Common gaps that trigger findings
Based on product safety audit experience and early AI Act enforcement signals, these are the areas most likely to cause problems:
Incomplete AI system inventory
The auditor asks what AI systems you have. You provide a list. They then discover AI systems that aren’t on the list — an AI feature in your CRM, a chatbot on a subsidiary’s website, an AI tool a department adopted without approval. An incomplete inventory undermines everything else.
Risk management that isn’t iterative
The auditor reviews your risk management system and finds a single document dated two years ago with no updates. Article 9 requires continuous, iterative risk management. A static document fails the requirement regardless of its content quality.
Performance claims without evidence
Your documentation states that the system achieves 95% accuracy.

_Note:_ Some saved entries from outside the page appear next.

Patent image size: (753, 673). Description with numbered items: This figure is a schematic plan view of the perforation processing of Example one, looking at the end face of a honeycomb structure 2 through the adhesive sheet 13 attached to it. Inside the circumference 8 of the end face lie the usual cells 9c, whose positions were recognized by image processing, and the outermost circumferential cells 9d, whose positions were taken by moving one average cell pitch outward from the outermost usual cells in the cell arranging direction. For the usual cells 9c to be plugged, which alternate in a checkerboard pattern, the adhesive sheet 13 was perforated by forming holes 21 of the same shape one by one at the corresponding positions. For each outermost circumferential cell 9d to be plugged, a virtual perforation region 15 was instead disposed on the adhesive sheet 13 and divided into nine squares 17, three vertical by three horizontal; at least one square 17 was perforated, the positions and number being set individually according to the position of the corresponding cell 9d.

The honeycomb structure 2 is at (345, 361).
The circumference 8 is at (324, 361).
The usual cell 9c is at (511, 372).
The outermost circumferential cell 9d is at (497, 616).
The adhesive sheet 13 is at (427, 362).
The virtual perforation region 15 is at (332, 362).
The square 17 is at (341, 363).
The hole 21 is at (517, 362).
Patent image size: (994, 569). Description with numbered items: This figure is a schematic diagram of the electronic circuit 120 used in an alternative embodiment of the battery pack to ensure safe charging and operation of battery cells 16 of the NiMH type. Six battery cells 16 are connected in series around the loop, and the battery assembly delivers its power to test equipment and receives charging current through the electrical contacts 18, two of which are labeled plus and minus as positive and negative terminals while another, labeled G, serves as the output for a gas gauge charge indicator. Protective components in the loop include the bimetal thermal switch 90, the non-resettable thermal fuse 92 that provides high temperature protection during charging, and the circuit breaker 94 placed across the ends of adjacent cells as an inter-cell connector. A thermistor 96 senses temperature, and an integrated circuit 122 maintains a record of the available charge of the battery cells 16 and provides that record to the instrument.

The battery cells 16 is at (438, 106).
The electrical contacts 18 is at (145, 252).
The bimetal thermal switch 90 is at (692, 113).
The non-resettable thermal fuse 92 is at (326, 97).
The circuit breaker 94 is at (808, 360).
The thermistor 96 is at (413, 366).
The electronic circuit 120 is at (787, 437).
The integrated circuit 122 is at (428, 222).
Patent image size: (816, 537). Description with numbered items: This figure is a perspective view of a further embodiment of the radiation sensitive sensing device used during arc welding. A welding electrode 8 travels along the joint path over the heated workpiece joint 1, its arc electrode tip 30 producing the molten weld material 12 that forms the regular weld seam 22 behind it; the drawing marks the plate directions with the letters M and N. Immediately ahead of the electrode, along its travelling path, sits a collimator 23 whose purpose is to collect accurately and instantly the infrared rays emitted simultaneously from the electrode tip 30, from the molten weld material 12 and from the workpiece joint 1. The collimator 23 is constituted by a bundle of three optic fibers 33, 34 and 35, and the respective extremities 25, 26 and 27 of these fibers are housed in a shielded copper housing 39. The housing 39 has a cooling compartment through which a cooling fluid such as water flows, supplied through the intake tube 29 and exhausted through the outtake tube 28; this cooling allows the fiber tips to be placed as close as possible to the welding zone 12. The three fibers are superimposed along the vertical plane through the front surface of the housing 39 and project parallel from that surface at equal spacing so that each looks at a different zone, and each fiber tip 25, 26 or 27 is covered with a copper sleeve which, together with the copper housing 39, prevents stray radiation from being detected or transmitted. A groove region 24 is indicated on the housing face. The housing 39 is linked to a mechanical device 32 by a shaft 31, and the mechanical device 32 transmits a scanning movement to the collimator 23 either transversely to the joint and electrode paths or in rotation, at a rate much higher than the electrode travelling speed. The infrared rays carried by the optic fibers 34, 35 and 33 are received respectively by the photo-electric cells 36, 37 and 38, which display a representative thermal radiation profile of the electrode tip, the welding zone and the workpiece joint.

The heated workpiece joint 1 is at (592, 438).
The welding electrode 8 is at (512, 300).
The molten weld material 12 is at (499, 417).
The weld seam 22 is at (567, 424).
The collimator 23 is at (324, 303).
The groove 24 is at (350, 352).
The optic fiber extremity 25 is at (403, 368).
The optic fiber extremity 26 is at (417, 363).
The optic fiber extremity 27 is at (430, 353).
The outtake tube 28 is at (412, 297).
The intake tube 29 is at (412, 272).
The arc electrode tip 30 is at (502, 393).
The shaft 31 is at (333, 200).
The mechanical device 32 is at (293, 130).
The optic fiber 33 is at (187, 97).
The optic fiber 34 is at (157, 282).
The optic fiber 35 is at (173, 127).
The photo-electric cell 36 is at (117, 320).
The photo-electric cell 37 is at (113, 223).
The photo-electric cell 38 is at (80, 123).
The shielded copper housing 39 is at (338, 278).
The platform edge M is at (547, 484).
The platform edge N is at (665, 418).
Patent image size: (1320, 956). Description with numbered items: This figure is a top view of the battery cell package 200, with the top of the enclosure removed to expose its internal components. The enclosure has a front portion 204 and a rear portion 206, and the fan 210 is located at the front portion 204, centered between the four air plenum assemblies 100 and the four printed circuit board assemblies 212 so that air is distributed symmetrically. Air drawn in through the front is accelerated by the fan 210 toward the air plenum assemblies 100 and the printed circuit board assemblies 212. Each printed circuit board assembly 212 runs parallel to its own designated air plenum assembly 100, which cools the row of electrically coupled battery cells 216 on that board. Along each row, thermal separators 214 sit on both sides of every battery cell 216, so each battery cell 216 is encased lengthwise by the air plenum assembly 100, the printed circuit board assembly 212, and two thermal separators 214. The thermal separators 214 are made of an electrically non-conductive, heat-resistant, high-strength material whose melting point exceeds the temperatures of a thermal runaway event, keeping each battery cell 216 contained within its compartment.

The auditor asks for the test report. You don’t have one, or the test was conducted on a different dataset, in different conditions, or against different metrics than what’s documented. Unsubstantiated performance claims are a common and avoidable finding.

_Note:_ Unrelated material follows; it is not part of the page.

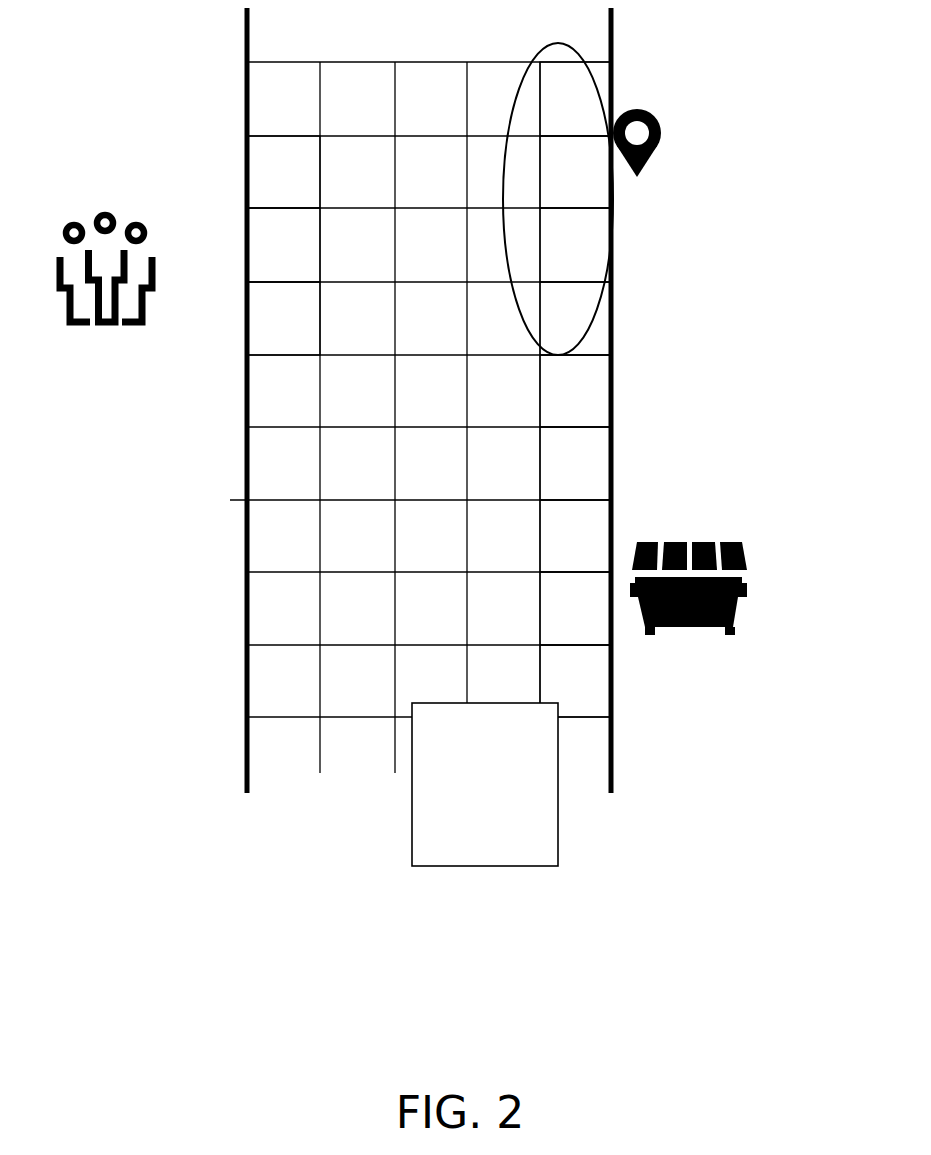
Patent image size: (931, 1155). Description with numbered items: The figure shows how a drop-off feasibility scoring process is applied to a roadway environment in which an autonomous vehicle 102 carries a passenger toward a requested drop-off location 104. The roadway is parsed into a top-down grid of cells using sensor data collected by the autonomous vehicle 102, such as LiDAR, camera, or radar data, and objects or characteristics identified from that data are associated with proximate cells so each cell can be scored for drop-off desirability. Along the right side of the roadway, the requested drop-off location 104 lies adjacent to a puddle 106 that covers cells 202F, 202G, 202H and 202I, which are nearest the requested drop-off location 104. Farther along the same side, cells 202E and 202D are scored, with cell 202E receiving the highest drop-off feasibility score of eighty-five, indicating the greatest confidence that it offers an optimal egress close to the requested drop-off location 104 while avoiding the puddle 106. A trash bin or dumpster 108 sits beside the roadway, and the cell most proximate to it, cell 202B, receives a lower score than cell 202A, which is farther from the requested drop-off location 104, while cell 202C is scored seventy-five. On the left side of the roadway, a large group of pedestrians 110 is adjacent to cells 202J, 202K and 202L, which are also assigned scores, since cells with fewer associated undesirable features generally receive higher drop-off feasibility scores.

Human oversight that exists on paper only
You’ve designated someone as the human oversight person. The auditor asks what tools they use, how often they review outputs, what their override rate is, and what training they received. If the answers are vague or the designated person can’t explain their oversight activities in concrete terms, the oversight is nominal.

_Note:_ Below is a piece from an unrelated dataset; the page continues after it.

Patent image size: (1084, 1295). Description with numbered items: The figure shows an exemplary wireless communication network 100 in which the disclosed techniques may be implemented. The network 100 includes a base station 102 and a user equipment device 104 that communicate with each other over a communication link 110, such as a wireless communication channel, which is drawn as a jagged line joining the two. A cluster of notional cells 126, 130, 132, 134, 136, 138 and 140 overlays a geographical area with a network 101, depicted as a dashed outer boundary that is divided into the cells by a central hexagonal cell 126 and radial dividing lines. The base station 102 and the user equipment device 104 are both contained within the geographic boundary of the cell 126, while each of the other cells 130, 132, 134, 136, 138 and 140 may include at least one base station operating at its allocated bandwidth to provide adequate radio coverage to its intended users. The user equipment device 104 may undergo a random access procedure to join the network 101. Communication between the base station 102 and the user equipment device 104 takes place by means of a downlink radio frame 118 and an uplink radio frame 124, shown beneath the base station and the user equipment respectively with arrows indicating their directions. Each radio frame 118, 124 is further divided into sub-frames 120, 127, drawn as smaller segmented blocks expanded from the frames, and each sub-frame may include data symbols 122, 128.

Missing transparency disclosures
The auditor interacts with your chatbot. No AI disclosure appears. They check your marketing materials for AI-generated content without attribution. They look for synthetic content labelling. Transparency violations are easy to detect and easy to prevent.
No incident reporting process
The auditor asks about your serious incident reporting process. You don’t have one, or you have a policy document that nobody has operationalised. They ask if any incidents have occurred. You’re not sure, because nobody has been monitoring for them.
Documentation that doesn’t match reality
The most damaging finding is documentation that describes practices the organisation doesn’t actually follow. If your risk management document says you review the system monthly but there’s no evidence of monthly reviews, that’s worse than not having the document at all — it demonstrates both non-compliance and misrepresentation.
Preparing practically
Conduct a mock audit
Walk through your compliance file as if you were the auditor. For each requirement, ask:
- Is there a document that addresses this?
- Does the document accurately reflect what we actually do?
- Is the document current and version-controlled?
- Can I trace from the requirement to specific evidence?
- Would this withstand questioning?
Identify gaps and address them before a real audit.
Designate a compliance contact
Identify the person who will interact with auditors and ensure they understand the full compliance picture. This person should be able to navigate the compliance file, explain the organisation’s approach, and direct auditors to specific evidence. They should also know when to bring in technical experts for detailed questions.
Keep records accessible
Your compliance documentation needs to be retrievable quickly. If an authority requests your risk management system, instructions for use, or technical documentation, you should be able to provide them within days, not weeks. Store documentation centrally with clear organisation and access controls.
Review regularly
Don’t wait for an audit trigger to review your compliance file. Quarterly reviews catch gaps, outdated documents, and inconsistencies before an auditor does. Annual comprehensive reviews ensure the full picture remains coherent.
The organisations that will perform best in AI Act audits are those that treat compliance documentation as a living operational artefact rather than a regulatory response to be assembled under pressure. Build the file as you build the system, maintain it as you maintain the system, and it will be ready whenever it’s needed.